(HealthDay News) — For adolescents, sedentary behavior is associated with markers of adiposity, independent of dietary intake, according to a systematic review published in Obesity Reviews.
“Screen time, but not overall sedentary behavior, is consistently related to cardiometabolic health in adolescents. Because of the associations screen time has with dietary intake, diet may be an important factor in the screen time and health relationship; however, evidence has not previously been synthesized,” Elly Fletcher, from Deakin University in Melbourne, Australia, and colleagues wrote.
To learn more, the researchers explored the correlations between various sedentary behaviors and cardiometabolic risk markers. Data were included from 25 studies that met the inclusion criteria and assessed the association between sedentary behaviors and cardiometabolic markers in those aged 12 to 18 years, with adjustment for dietary intake.

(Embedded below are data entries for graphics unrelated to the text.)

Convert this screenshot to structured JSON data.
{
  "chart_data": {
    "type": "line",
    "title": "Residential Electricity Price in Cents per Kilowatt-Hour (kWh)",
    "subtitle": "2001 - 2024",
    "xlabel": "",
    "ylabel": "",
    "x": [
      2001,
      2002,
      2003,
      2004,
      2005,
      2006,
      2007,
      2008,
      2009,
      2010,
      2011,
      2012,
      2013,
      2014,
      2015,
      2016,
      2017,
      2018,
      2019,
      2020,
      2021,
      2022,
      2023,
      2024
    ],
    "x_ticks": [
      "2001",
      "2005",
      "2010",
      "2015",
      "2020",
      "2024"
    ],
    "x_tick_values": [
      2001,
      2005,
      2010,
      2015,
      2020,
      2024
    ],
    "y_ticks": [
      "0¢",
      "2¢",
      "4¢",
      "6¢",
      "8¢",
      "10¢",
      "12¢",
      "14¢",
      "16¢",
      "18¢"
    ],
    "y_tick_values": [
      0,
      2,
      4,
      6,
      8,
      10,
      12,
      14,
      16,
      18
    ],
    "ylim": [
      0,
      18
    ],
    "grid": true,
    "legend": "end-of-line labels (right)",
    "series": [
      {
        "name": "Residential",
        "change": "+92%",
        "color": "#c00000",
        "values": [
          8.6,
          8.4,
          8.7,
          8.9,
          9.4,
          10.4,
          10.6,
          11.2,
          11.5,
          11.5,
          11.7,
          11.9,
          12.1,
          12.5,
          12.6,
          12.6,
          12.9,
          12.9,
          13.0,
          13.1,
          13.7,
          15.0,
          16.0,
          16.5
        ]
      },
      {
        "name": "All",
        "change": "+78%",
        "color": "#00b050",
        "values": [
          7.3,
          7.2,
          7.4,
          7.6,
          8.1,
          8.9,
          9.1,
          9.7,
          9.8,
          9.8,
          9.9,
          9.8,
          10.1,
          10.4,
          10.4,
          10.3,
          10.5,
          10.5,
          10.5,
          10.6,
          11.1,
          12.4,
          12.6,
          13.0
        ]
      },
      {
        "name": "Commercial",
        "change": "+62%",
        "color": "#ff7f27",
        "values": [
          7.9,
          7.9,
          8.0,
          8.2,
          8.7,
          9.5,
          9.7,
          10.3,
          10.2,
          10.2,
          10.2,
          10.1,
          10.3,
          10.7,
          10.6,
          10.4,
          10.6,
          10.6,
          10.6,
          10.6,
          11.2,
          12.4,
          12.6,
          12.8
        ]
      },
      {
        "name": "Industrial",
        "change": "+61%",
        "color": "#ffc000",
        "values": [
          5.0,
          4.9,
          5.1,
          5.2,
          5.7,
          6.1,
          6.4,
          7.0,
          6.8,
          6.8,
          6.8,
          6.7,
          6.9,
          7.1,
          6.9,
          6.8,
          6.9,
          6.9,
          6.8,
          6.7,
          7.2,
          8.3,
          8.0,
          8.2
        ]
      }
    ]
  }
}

The researchers found that most of the 21 studies that examined sedentary behavior and adiposity identified significant correlations between television viewing, screen time, and self-reported overall sedentary behavior and markers of adiposity, which were independent of dietary intake.
There were no significant correlations reported for screen time with blood pressure and cholesterol.
“Sedentary behavior appears to be associated with adiposity in adolescents, irrespective of dietary intake,” the researchers wrote. “However, the variability of dietary variables between studies suggests further work is needed to understand the role of dietary intake when examining these associations in youth.”